No pretérito, o médico e historiador cratense Irineu Pinheiro afirmou: “sempre se ouviu dizer que no Cariri as criancinhas morrem em bom tempo”. Pinheiro lançou mão desta expressão para exemplificar a relevância das celebrações que recobriam o cenário da morte infantil e dos enterramentos das crianças no Cariri do seu tempo, entre a segunda metade do século XIX e a primeira metade do século XX. Também como forma de justificar o que ele chamou de extremismo da “religiosidade popular” no Cariri. Vejamos seu escrito:

Em toda a zona do Carirí, também nos sertões circunvizinhos, extremou-se a religiosidade popular. Justifiquemos nossa asserção: No Crato, há mais de quarenta anos, uma distinta pessoa da terra fez o entêrro de um seu filhinho ao som da banda de música local e ao estourar dos folguetes, o cadaverzinho rígido, de pé, num andor seguro por quatro homens, todo vestidinho de seda, em traje de S. José, as mãos postas, as faces tingidas com papel de arrebique, assim chamado um papel vermelho, que se comprava na praça do Recife. Atrás do andor os amigos dos pais, num singular préstito que atravessou as ruas da cidade em meio à admiração do povo aglomerado nas calçadas, ou a espiar nas portas e janelas das casas.

Antes do enterramento acima descrito, e depois dêle, outros se fizeram no Crato, em andores alegremente.

(...) Assim pensam, hoje, muitos pais, que se regozijam por saber que eles, os anjozinhos, voam até Deus e lá, entre os resplendores celestiais, vão rogar pelos que ficam na Terra escura e triste.
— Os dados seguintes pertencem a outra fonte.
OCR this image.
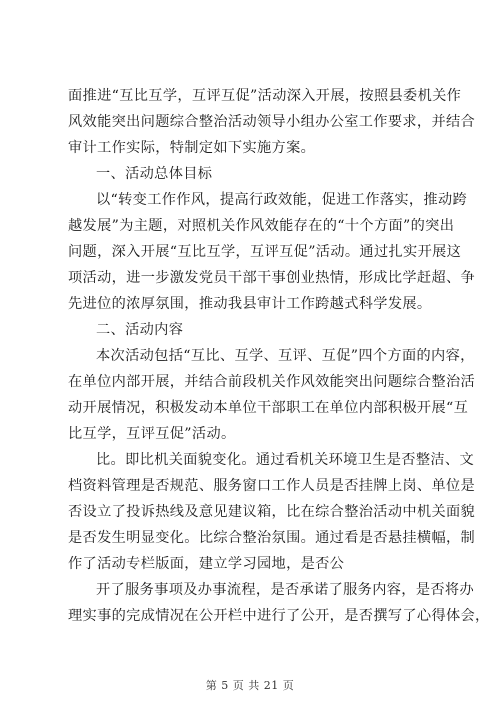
面推进“互比互学，互评互促”活动深入开展，按照县委机关作
风效能突出问题综合整治活动领导小组办公室工作要求，并结合
审计工作实际，特制定如下实施方案。
一、活动总体目标
以“转变工作作风，提高行政效能，促进工作落实，推动跨
越发展”为主题，对照机关作风效能存在的“十个方面”的突出
问题，深入开展“互比互学，互评互促”活动。通过扎实开展这
项活动，进一步激发党员干部干事创业热情，形成比学赶超、争
先进位的浓厚氛围，推动我县审计工作跨越式科学发展。
二、活动内容
本次活动包括“互比、互学、互评、互促”四个方面的内容，
在单位内部开展，并结合前段机关作风效能突出问题综合整治活
动开展情况，积极发动本单位干部职工在单位内部积极开展“互
比互学，互评互促”活动。
比。即比机关面貌变化。通过看机关环境卫生是否整洁、文
档资料管理是否规范、服务窗口工作人员是否挂牌上岗、单位是
否设立了投诉热线及意见建议箱，比在综合整治活动中机关面貌
是否发生明显变化。比综合整治氛围。通过看是否悬挂横幅，制
作了活动专栏版面，建立学习园地，是否公
开了服务事项及办事流程，是否承诺了服务内容，是否将办
理实事的完成情况在公开栏中进行了公开，是否撰写了心得体会，
第 5 页 共 21 页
Sempre se ouvia dizer no Carirí que as criancinhas ‘morrem em bom tempo’.15 É desnecessário discorrer que o termo ‘sempre’ nega, em certo sentido, a historicidade do tempo vivido. Seguindo essa direção, o tempo da morte infantil aparece na obra de Pinheiro como um axioma. Tal temporalidade axiomática se contrapõe, por sua vez, ao caso vivido por Mayane.

Partindo desse pressuposto, cabe indagar: como os sujeitos entrevistados no século XXI atribuem significados às crianças mortas? Quais e como os modos e focos narrativos são construídos e transmitidos nas tradições orais em um tempo marcado pela velocidade das informações e o surgimento constante de novos meios de comunicação e interação? E, de forma sobremaneira, como os narradores definem as temporalidades dedicadas aos mortos na infância?